Walter Moreira – 27 abr. 2010
Vivi recentemente duas emoções marcantes, de natureza e intensidade diferentes, mas irmanadas por aquilo (para o qual ainda não conheço o nome) que todas as emoções guardam entre si e que, no senso comum, é traduzido pela expressão “frio na espinha”. A primeira delas ocorreu no dia 10 abr., quando assisti pela primeira vez a um show de Maria Bethânia; a segunda no dia 23 abr., data de minha defesa de tese de doutorado, como já havia anunciado neste espaço.
Confesso: começo este post sem saber realmente como poderei unir coisas tão distantes como Bethânia e as ontologias, mas depois de vencer quatro horas de banca, considero este um desafio bem mais simples. Vamos a ele.
Baseado nos CD mais recentes, Tua e Encanteria, o show de Maria Bethânia foi realizado no Citibank Hall. A casa (cujo nome, na minha cabeça, ainda é Palace) é belíssima, elegante e com um aconchego ideal para um show intimista como o que vi. A turnê de Bethânia intitula-se Amor, festa, devoção, ensinamentos de Dona Canô para o bem viver, segundo declara a própria Bethânia em um dos momentos mais emocionantes do espetáculo. Bethânia conta isso logo após interpretar (e que interpretação!) Não identificado, de Caetano Veloso. Eis o que ela diz:
“Essa canção (‘Não Identificado’), do Caetano, era a música preferida do meu pai. Sempre imaginava que ele dedicava, silencioso, à minha mãe. Comigo acontece algo parecido. Mas Deus me deu voz. E assim faço ecoar no tempo o nosso amor por ela. Amor, festa, devoção. Ensinamentos dela para bem viver. Meu canto é teu, minha senhora”.

Só mesmo um “filho de chocadeira” é capaz de não se emocionar com isso. Ainda mais quando se considera que ela mal dá tempo para que nos recuperemos e já inebria a todos com Estrela, de Vander Lee. Se você quiser experimentar um simulacro dessa emoção, procure o vídeo no YouTube, há sempre uma boa alma que praticamente perde o show no afã de captar e disponibilizar algo.

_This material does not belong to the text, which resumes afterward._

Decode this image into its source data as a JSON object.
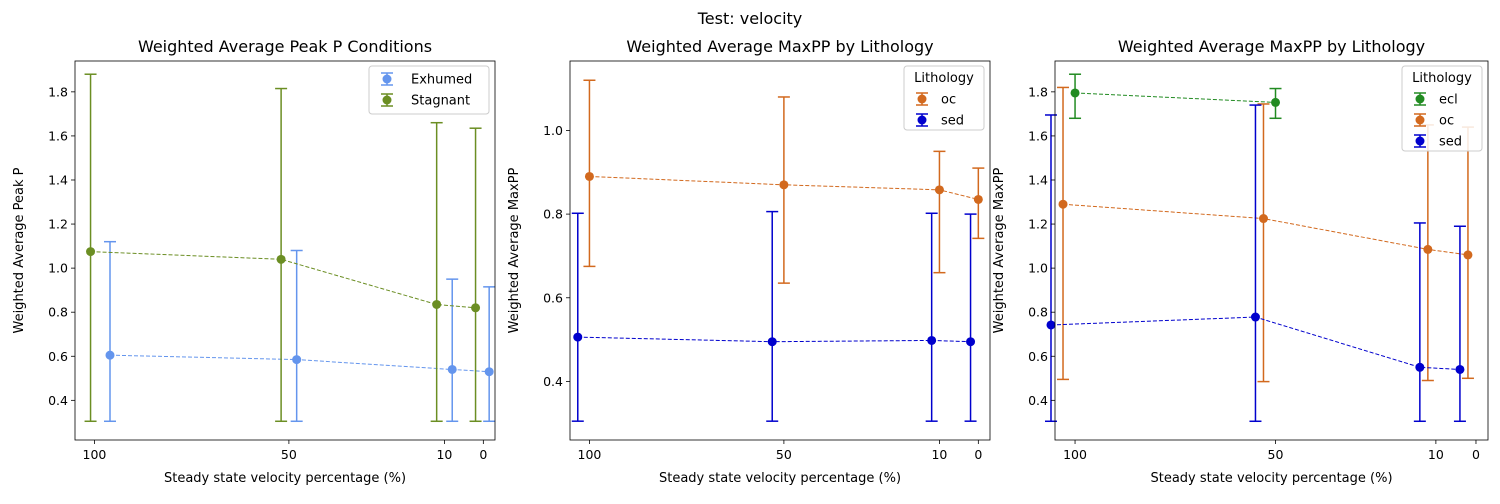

O espetáculo é todo emocionante. “No Brasil hoje, quem canta e manda é Bethânia”, afirmou recentemente Jaime Alem, violonista que a acompanha há 27 anos, a quem Bethânia chama de Maestro. Ele sabe o que diz. O que há de mais envolvente na figura de Maria Bethânia é sua autenticidade. Gosto de sua atitude, de sua fuga de rótulos e me identifico plenamente com as coisas que ela valoriza, tão bem expressas no título do espetáculo.
Como Bethânia se relaciona com minha tese
Primeiramente, é bom que se saiba: não se constrói uma tese sem uma boa dose de amor e devoção (minha mãe também me ensinou isso sobre a vida). Sem amor ao conhecimento e devoção completa à pesquisa científica, é impossível qualquer avanço neste tipo de conhecimento. Pesquisar e produzir um relato de pesquisa, digo sempre, é um exercício completo de humildade, pois é preciso, diariamente, tomar contato com seus limites e com as crueldades da própria ignorância. Para escrever é preciso ler, ler muito e é preciso igualmente escrever e reescrever infinitas vezes o mesmo trecho. O que há de mais complexo no processo de pesquisa, penso, é exercitar a capacidade de desvencilhar-se das coisas que não poderão ser contempladas no trabalho, seja por conta do recorte temático ajustado, seja por conta do tempo ou, de novo ela, seja por conta da própria limitação da compreensão do assunto. Por que, então, pesquisar? Podem perguntar os mais apressados. Pela festa, eu diria, pelo prazer de poder contemplar algumas pequenas coisas com lentes mais limpas. Pela inenarrável alegria que se experimenta quando os próprios limites são superados. Pelo friozinho na espinha. Pela compreensão, afinal, de que Deus também me deu voz.